Hugo Black — Supreme Court Justice of the U.S. and a former Representative and Senator from Alabama. Many historians place Black in a short list of the greatest justices of the Supreme Court.
It’s Black’s words relating to the Bill of Rights and in particular the First Amendment that could be used against Moore’s extremist views. Some examples,
“A union of government and religion tends to destroy government and degrade religion.”
”The very reason for the First Amendment is to make the people of this country free to think, speak, write and worship as they wish, not as the Government commands.”
“The First Amendment was added to the Constitution to stand as a guarantee that neither the power or the prestige of the Federal Government would be used to control, support, or influence the kinds of prayer the American people can say.”
“These men (the Founders) knew that the First Amendment, which tried to put an end to governmental control of religion and of prayer, was not written to destroy either. They knew rather that it was written to quiet well-justified fears which nearly all of them felt arising out of an awareness that governments of the past had shackled men's tongues to make them speak only the religious thoughts that government wanted them to speak and to pray only to the God that government wanted them to pray to.

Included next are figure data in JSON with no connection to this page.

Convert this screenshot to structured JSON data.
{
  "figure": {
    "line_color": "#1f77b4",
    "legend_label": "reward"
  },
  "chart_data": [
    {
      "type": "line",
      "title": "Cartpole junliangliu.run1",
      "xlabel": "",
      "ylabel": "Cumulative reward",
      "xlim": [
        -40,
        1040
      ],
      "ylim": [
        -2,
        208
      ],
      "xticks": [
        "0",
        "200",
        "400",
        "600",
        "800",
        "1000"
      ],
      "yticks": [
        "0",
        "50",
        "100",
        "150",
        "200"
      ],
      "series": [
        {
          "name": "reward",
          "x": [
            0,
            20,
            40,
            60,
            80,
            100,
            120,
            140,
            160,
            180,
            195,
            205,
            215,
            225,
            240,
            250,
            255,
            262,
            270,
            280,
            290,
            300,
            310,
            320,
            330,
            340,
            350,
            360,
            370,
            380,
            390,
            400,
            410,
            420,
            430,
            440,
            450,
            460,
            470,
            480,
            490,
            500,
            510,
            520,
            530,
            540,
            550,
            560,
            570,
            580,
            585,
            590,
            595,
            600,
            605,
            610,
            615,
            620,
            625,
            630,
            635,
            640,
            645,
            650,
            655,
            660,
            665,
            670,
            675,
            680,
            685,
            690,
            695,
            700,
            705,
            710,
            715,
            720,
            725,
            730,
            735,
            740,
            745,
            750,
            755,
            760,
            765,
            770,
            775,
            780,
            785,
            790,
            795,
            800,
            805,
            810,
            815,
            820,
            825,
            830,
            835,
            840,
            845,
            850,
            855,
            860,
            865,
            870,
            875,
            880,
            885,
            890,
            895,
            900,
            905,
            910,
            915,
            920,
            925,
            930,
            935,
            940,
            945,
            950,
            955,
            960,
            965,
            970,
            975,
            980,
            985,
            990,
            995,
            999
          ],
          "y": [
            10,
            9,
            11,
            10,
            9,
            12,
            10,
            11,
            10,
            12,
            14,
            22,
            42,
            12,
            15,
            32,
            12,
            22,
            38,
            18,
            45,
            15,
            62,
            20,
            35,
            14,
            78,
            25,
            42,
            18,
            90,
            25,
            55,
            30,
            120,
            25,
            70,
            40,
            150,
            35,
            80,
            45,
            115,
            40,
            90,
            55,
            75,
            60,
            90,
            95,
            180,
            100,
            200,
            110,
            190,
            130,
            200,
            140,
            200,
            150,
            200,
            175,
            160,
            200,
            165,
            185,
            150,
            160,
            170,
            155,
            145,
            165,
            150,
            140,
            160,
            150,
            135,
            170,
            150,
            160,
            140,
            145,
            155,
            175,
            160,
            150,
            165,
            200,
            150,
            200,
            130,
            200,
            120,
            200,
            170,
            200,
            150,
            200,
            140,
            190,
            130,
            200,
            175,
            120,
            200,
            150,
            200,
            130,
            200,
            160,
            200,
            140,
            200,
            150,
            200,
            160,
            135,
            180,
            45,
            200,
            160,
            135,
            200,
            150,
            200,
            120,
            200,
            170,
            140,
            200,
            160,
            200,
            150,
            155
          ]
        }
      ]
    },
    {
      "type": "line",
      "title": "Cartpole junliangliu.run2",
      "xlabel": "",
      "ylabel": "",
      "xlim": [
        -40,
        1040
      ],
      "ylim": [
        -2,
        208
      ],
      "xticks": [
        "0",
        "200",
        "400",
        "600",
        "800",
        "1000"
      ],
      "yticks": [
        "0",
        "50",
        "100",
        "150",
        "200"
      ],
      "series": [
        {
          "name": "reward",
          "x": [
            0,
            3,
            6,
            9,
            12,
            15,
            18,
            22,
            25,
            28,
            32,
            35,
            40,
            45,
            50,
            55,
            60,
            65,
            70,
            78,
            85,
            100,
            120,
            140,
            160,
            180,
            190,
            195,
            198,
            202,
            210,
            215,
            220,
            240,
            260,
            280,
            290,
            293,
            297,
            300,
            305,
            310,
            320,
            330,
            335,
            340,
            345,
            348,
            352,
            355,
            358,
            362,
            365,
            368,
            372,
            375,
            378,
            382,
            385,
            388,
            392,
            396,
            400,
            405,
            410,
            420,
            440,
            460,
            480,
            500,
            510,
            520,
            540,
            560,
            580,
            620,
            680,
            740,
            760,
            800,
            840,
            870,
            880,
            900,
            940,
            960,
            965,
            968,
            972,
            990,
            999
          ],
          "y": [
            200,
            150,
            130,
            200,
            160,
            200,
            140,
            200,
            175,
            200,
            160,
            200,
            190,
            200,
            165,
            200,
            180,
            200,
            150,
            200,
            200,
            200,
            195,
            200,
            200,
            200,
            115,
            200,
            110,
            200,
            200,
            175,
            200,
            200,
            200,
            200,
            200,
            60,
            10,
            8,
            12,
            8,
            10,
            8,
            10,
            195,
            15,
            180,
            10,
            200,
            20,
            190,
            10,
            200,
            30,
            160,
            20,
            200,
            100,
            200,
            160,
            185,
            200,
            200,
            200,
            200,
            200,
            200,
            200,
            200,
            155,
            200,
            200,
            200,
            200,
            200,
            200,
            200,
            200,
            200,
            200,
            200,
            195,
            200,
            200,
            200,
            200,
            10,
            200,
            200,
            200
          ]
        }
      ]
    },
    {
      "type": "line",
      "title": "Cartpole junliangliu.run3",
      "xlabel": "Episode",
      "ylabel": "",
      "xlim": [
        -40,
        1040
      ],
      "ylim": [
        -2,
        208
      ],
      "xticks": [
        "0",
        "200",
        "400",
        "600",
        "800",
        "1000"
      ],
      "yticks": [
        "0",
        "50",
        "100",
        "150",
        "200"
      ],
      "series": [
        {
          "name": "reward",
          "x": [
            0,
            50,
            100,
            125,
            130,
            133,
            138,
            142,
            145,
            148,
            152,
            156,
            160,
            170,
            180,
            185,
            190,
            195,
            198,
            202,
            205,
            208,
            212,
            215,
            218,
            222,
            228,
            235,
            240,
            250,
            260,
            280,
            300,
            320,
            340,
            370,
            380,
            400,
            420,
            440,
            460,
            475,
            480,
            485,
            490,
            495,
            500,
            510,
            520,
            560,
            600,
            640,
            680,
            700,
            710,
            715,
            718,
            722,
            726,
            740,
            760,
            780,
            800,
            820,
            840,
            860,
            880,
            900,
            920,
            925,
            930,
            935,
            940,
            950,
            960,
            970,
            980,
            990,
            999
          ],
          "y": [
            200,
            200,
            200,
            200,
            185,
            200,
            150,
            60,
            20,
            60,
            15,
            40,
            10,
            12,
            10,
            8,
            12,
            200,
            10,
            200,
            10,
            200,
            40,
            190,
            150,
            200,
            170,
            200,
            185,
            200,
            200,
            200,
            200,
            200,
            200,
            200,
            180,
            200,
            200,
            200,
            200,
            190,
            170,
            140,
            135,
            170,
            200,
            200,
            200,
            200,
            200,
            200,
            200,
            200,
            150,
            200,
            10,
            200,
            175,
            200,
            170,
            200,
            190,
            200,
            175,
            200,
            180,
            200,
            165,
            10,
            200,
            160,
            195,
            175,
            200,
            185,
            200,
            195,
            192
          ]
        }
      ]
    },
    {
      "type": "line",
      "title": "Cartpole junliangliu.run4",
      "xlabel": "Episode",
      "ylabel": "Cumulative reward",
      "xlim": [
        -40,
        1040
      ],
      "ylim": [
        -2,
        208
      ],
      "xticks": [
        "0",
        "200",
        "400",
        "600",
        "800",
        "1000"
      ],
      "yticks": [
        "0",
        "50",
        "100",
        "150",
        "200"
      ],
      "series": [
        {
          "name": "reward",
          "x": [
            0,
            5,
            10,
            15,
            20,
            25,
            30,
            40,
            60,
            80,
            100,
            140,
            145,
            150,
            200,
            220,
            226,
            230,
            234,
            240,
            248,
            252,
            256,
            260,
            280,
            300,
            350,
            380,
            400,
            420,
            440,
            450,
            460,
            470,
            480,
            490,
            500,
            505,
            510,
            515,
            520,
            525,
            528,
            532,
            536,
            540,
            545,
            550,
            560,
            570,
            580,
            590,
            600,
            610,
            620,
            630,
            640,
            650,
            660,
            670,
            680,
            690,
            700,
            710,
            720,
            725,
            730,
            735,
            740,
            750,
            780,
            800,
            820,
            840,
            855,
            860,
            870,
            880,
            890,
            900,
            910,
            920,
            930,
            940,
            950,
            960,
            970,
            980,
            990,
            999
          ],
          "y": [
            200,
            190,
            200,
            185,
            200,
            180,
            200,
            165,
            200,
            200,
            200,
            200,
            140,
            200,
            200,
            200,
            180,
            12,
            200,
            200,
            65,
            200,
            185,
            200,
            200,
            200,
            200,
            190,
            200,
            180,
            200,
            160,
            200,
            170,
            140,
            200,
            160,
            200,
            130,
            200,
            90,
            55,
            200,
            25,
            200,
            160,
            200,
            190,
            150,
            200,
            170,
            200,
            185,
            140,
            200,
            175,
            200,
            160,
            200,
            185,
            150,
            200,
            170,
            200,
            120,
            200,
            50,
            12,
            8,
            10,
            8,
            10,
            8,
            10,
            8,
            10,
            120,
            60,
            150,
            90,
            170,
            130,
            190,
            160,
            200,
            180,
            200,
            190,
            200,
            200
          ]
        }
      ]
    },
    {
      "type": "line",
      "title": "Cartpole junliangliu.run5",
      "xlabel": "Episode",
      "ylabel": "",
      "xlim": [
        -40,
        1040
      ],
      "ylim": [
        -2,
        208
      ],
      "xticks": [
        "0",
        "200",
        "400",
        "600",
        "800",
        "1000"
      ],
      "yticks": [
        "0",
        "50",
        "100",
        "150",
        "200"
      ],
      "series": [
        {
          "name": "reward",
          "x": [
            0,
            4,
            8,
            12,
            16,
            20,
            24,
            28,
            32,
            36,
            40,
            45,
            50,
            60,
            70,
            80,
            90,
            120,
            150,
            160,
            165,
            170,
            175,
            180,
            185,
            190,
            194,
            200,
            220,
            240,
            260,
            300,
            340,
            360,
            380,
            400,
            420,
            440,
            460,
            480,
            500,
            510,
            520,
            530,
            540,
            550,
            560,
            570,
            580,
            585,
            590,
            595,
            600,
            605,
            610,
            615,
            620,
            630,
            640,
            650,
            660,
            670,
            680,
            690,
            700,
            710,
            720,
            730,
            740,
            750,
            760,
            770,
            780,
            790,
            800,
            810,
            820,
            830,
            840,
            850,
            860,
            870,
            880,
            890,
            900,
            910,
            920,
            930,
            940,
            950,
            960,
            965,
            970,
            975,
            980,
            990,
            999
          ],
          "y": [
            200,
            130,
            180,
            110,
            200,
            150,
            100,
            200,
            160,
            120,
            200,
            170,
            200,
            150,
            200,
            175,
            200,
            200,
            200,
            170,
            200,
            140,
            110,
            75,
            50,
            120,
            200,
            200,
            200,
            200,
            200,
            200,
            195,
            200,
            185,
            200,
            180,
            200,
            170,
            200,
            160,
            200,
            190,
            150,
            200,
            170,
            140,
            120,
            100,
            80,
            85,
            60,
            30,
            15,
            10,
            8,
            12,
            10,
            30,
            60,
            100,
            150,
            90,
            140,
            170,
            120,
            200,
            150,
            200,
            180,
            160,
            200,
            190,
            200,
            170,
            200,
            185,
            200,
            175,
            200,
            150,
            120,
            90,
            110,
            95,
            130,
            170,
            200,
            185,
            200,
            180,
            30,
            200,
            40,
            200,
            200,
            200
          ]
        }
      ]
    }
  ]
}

It is neither sacrilegious nor anti-religious to say that each separate government in this country should stay out of the business of writing or sanctioning official prayers and leave that purely religious function to the people themselves and to those the people choose to look to for religious guidance.”
He often is quoted on the importance of the free press,
“The Founding Fathers gave the free press the protection it must have to bare the secrets of government and inform the people.”
‘The firstness of the First Amendment,’ is how Black assigned importance to the liberties granted in the First. Recalling a long ago TV interview that I saw of him, Black said the rights in the First were at the top of the Bill of Rights because they were among the most important rights granted.
Black was viewed as a textualist on the Constitution. According to Wikipedia it is a theory in which the interpretation of the law is primarily based on the ordinary meaning of the legal text. So……..an inference could be made this is similar to Originalism. No brickbats please. I’m just using this as a political argument to say that Black held some views that are similar to what today’s conservatives love to see in ‘their’ Supreme Court Justices. Dare I say the name Scalia? This is all about framing a political argument — that’s all.
And yes he wrote the Korematsu decision and his vote on Griswold was one I would not have agreed with and he was a member of the Klan in his youth (resigning in 1925), but he’s still viewed as a great Justice.
So……...any Alabamians connected with the Doug Jones campaign, or any other interested citizens of Alabama it would be good to dust off the history books and see how the words and thinking of native son Hugo Black can be used against Moore.